First timers to Sydney may have also heard about the mild winter weather and clear blue skies. And they definitely weren’t disappointed. One UK presenter quipped that he had left a London summer to arrive in Sydney for it to be warmer than it was back home.
The theme for this year’s conference was `transformation’, with topics ranging from the potential impact of current geopolitical challenges to cyber-security, evolving client expectations and emerging competition.
Not that you could tell these delegates were competitors. It was amazing to see that of the Australian delegates in attendance were the CEOs of every major convention centre in the country. No doubt like their international counterparts many had also come for a sticky at the new venue.

Big city talk

As was the case at the Meetings & Events Australia conference earlier this year, one topic that garnered plenty of interest and debate was a presentation on urban renewal and the importance of large cities to foster greater meetings activity.
Professor Greg Clark, Chairman of the Business of Cities Ltd, told delegates there were six key trends of global cities currently:
1. Cities are emerging markets for businesses
2. Businesses are re-urbanising
3. There is an urbanisation of capital
4. There is a rise of tradeable urban services
5. Cities are labs of business and cluster innovation
6. Businesses are rebranding and restructuring to meet city goals
Professor Clark believes that within the next century, 85 per cent of the world’s population will live in cities.
The conference drew on the recent experiences of host city Sydney with a series of presenters who described and illustrated the dynamic of a city renewal process that relied heavily on a convention centre component as a catalyst for new business events activity.
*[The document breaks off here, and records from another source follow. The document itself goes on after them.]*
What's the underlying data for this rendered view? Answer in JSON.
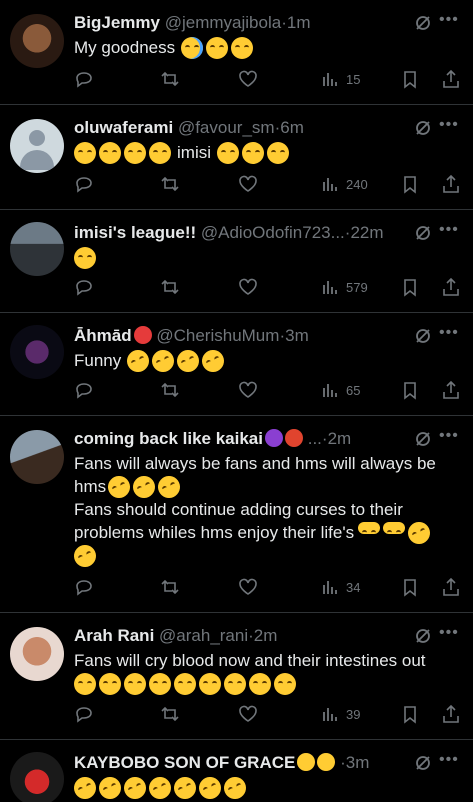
{
  "colors": {
    "background": "#000000",
    "text": "#e7e9ea",
    "muted": "#71767b",
    "divider": "#2f3336"
  },
  "icons": {
    "reply": "reply-icon",
    "retweet": "retweet-icon",
    "like": "heart-icon",
    "views": "views-chart-icon",
    "bookmark": "bookmark-icon",
    "share": "share-icon",
    "grok": "grok-icon",
    "more": "more-icon"
  },
  "tweets": [
    {
      "name": "BigJemmy",
      "handle": "@jemmyajibola",
      "dot": "·",
      "time": "1m",
      "lines": [
        "My goodness"
      ],
      "emojis": 3,
      "views": "15"
    },
    {
      "name": "oluwaferami",
      "handle": "@favour_sm",
      "dot": "·",
      "time": "6m",
      "lines": [
        "imisi"
      ],
      "emojis": 7,
      "views": "240"
    },
    {
      "name": "imisi's league!!",
      "handle": "@AdioOdofin723...",
      "dot": "·",
      "time": "22m",
      "lines": [],
      "emojis": 1,
      "views": "579"
    },
    {
      "name": "Āhmād",
      "handle": "@CherishuMum",
      "dot": "·",
      "time": "3m",
      "lines": [
        "Funny"
      ],
      "emojis": 4,
      "views": "65"
    },
    {
      "name": "coming back like kaikai",
      "handle": "...",
      "dot": "·",
      "time": "2m",
      "lines": [
        "Fans will always be fans and hms will always be",
        "hms",
        "Fans should continue adding curses to their",
        "problems whiles hms enjoy their life's"
      ],
      "emojis": 6,
      "views": "34"
    },
    {
      "name": "Arah Rani",
      "handle": "@arah_rani",
      "dot": "·",
      "time": "2m",
      "lines": [
        "Fans will cry blood now and their intestines out"
      ],
      "emojis": 9,
      "views": "39"
    },
    {
      "name": "KAYBOBO SON OF GRACE",
      "handle": "",
      "dot": "·",
      "time": "3m",
      "lines": [],
      "emojis": 7,
      "views": ""
    }
  ]
}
Other sessions explored areas of immediate centre concern including the growing spectre of cyber-security and the importance of convention centres to keep data safe.

Innovation award

The conference also saw the presentation of the AIPC Innovation Award. There were two joint winners in 2017:
the Palais des congrès de Montréal for the “Urban Agriculture Lab”, a green rooftop development created by the centre to explore green inner-city opportunities;
and the Cairns Convention Centre for its innovative response to the question “What to do with an old roof”. The centre commissioned a local artist to turn the old roof into artworks which were sent to customers, past and present, as a gift, celebrating the facility’s 10th anniversary.
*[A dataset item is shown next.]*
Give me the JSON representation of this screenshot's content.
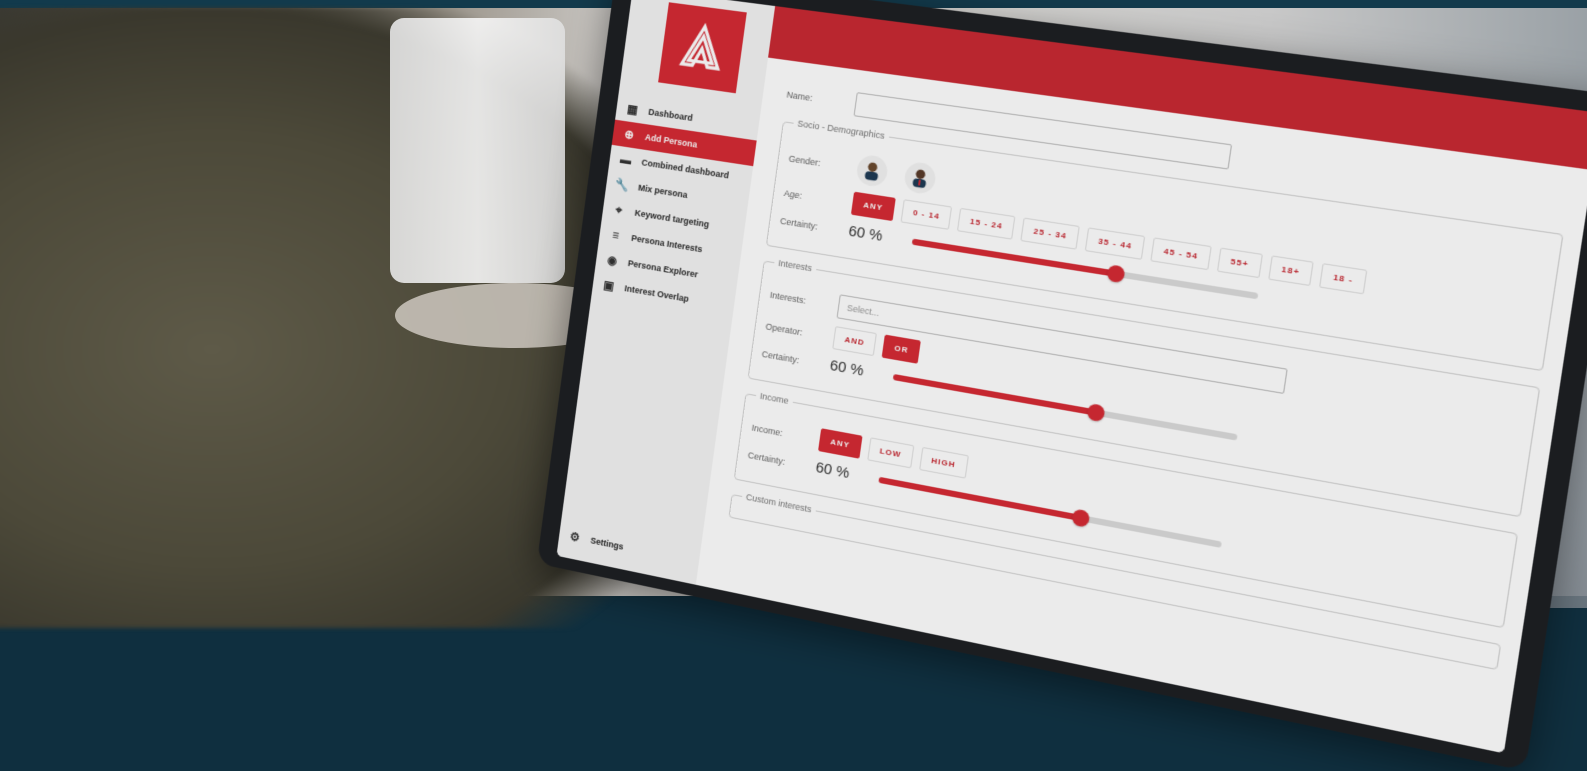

At the conclusion of the meeting, Geoff Donaghy told micenet it was a great privilege to host the conference in Sydney this year.
“The attendees were senior leaders of international convention centres who are advocates for our industry, raising the profile of business events globally and civic leaders demonstrating the impact of convention venues in their own communities.
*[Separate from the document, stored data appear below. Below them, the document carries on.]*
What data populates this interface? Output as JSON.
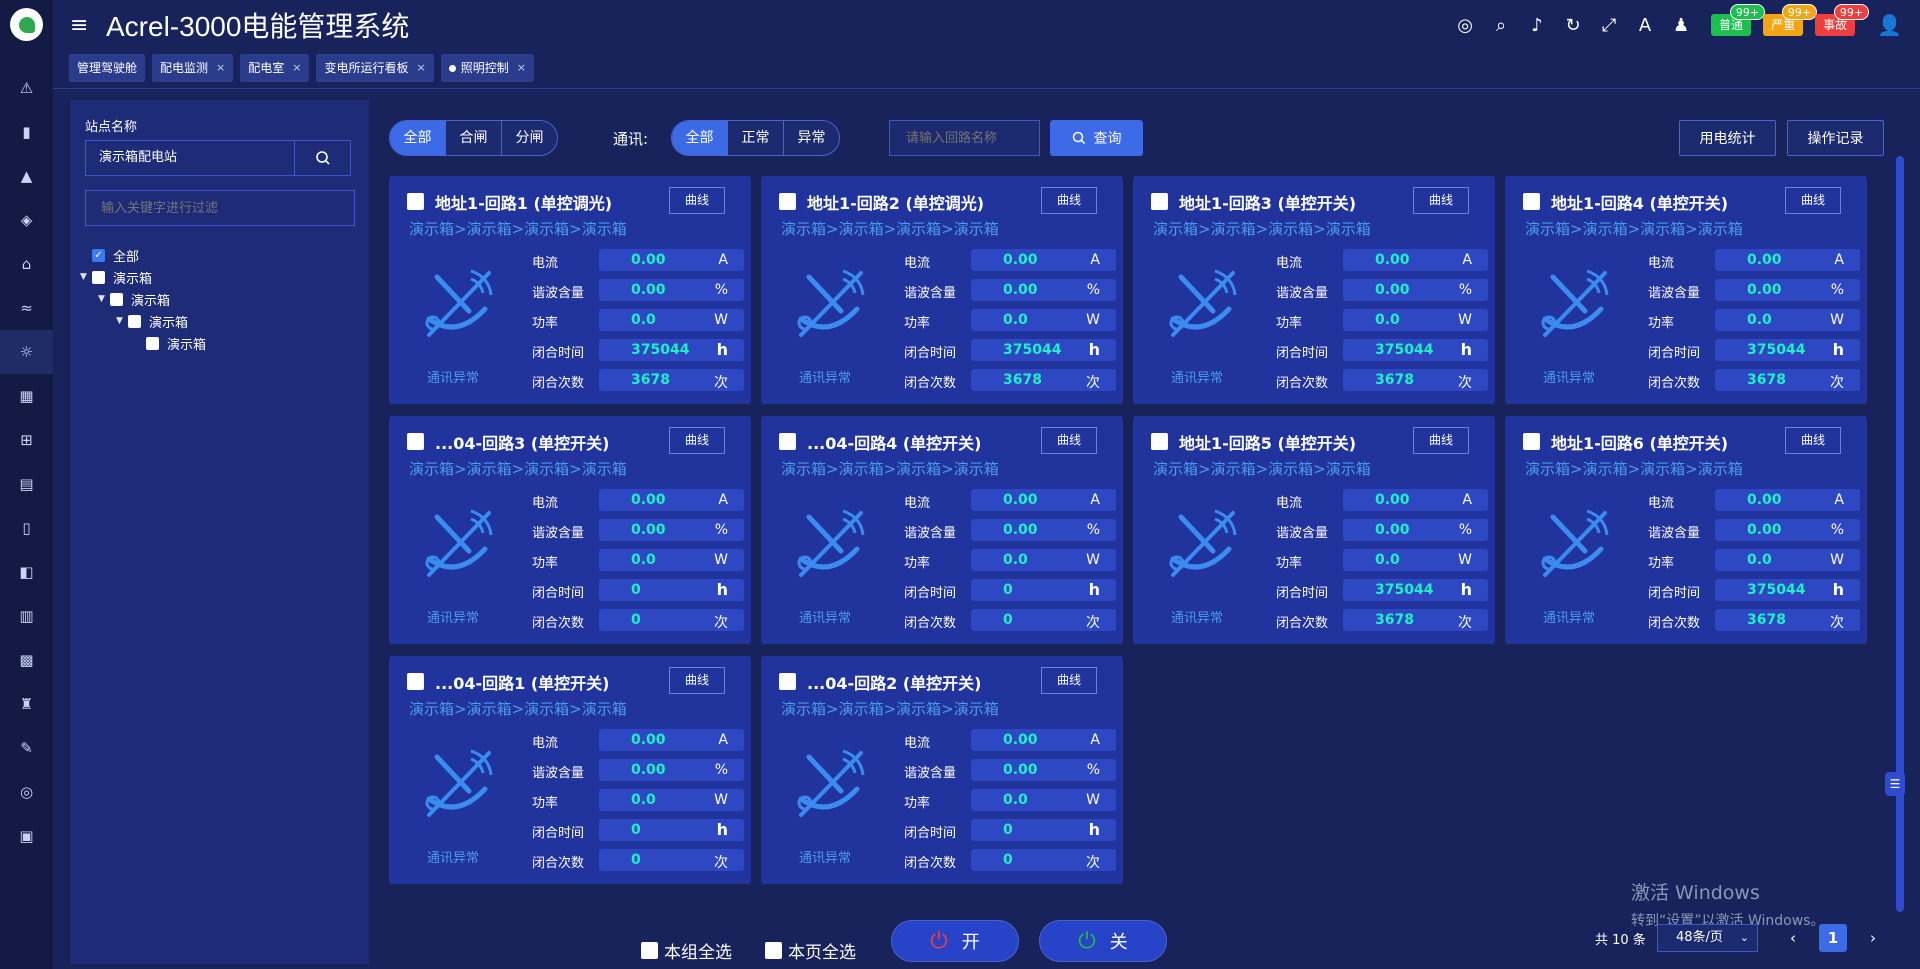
{
  "app": {
    "title": "Acrel-3000电能管理系统"
  },
  "header": {
    "icons": [
      "globe-icon",
      "search-icon",
      "volume-icon",
      "refresh-icon",
      "fullscreen-icon",
      "translate-icon",
      "theme-icon"
    ],
    "alarms": [
      {
        "label": "普通",
        "count": "99+",
        "color": "#1dbf4f",
        "badge_color": "#1dbf4f"
      },
      {
        "label": "严重",
        "count": "99+",
        "color": "#f3a514",
        "badge_color": "#f3a514"
      },
      {
        "label": "事故",
        "count": "99+",
        "color": "#ef3e3e",
        "badge_color": "#ef3e3e"
      }
    ]
  },
  "tabs": [
    {
      "label": "管理驾驶舱",
      "closable": false,
      "active": false
    },
    {
      "label": "配电监测",
      "closable": true,
      "active": false
    },
    {
      "label": "配电室",
      "closable": true,
      "active": false
    },
    {
      "label": "变电所运行看板",
      "closable": true,
      "active": false
    },
    {
      "label": "照明控制",
      "closable": true,
      "active": true
    }
  ],
  "close_mark": "×",
  "tree": {
    "station_label": "站点名称",
    "station_value": "演示箱配电站",
    "filter_placeholder": "输入关键字进行过滤",
    "nodes": [
      {
        "label": "全部",
        "checked": true
      },
      {
        "label": "演示箱",
        "checked": false
      },
      {
        "label": "演示箱",
        "checked": false
      },
      {
        "label": "演示箱",
        "checked": false
      },
      {
        "label": "演示箱",
        "checked": false
      }
    ]
  },
  "toolbar": {
    "state_group": [
      "全部",
      "合闸",
      "分闸"
    ],
    "comm_label": "通讯:",
    "comm_group": [
      "全部",
      "正常",
      "异常"
    ],
    "search_placeholder": "请输入回路名称",
    "query_label": "查询",
    "stats_label": "用电统计",
    "log_label": "操作记录"
  },
  "card_common": {
    "curve_label": "曲线",
    "path": "演示箱>演示箱>演示箱>演示箱",
    "status": "通讯异常",
    "labels": [
      "电流",
      "谐波含量",
      "功率",
      "闭合时间",
      "闭合次数"
    ],
    "units": [
      "A",
      "%",
      "W",
      "h",
      "次"
    ]
  },
  "cards": [
    {
      "title": "地址1-回路1 (单控调光)",
      "values": [
        "0.00",
        "0.00",
        "0.0",
        "375044",
        "3678"
      ]
    },
    {
      "title": "地址1-回路2 (单控调光)",
      "values": [
        "0.00",
        "0.00",
        "0.0",
        "375044",
        "3678"
      ]
    },
    {
      "title": "地址1-回路3 (单控开关)",
      "values": [
        "0.00",
        "0.00",
        "0.0",
        "375044",
        "3678"
      ]
    },
    {
      "title": "地址1-回路4 (单控开关)",
      "values": [
        "0.00",
        "0.00",
        "0.0",
        "375044",
        "3678"
      ]
    },
    {
      "title": "...04-回路3 (单控开关)",
      "values": [
        "0.00",
        "0.00",
        "0.0",
        "0",
        "0"
      ]
    },
    {
      "title": "...04-回路4 (单控开关)",
      "values": [
        "0.00",
        "0.00",
        "0.0",
        "0",
        "0"
      ]
    },
    {
      "title": "地址1-回路5 (单控开关)",
      "values": [
        "0.00",
        "0.00",
        "0.0",
        "375044",
        "3678"
      ]
    },
    {
      "title": "地址1-回路6 (单控开关)",
      "values": [
        "0.00",
        "0.00",
        "0.0",
        "375044",
        "3678"
      ]
    },
    {
      "title": "...04-回路1 (单控开关)",
      "values": [
        "0.00",
        "0.00",
        "0.0",
        "0",
        "0"
      ]
    },
    {
      "title": "...04-回路2 (单控开关)",
      "values": [
        "0.00",
        "0.00",
        "0.0",
        "0",
        "0"
      ]
    }
  ],
  "bottom": {
    "select_group": "本组全选",
    "select_page": "本页全选",
    "on_label": "开",
    "off_label": "关"
  },
  "pagination": {
    "total": "共 10 条",
    "page_size": "48条/页",
    "prev": "‹",
    "next": "›",
    "current": "1"
  },
  "watermark": {
    "line1": "激活 Windows",
    "line2": "转到“设置”以激活 Windows。"
  },
  "colors": {
    "background": "#17235a",
    "sidebar": "#131b45",
    "panel": "#1e2c78",
    "card": "#21339c",
    "accent": "#3d6be8",
    "value": "#1ef1c6",
    "link": "#4b9bf0",
    "power_on": "#ef3e3e",
    "power_off": "#1dbf4f"
  }
}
“There was a high degree of anticipation from members for this year’s conference in Sydney thanks to the powerful marketing campaign that took the world of business events on our journey from construction to opening and beyond. Simply put, their expectations were more than exceed.
“The overarching feedback was that nowhere in the world combines the elements that Sydney enjoys – its CBD location and harbourside setting, ICC Sydney’s contemporary flexible venue design, our 360 degree connectivity to local precincts of business, academia, government and leisure and a city that, through the power of our connections, has embraced ICC Sydney and recognises its economic, intellectual and social impact.”
The conference also saw the election of a new Board of Directors, with Geoff Donaghy stepping down as president. The Melbourne Convention & Exhibition Centre’s Peter King was elected to the Board.
A decision was also taken to accept an invitation from the Flanders Meeting & Convention Center Antwerp in Belgium to host the 2019 AIPC Conference in its new facilities.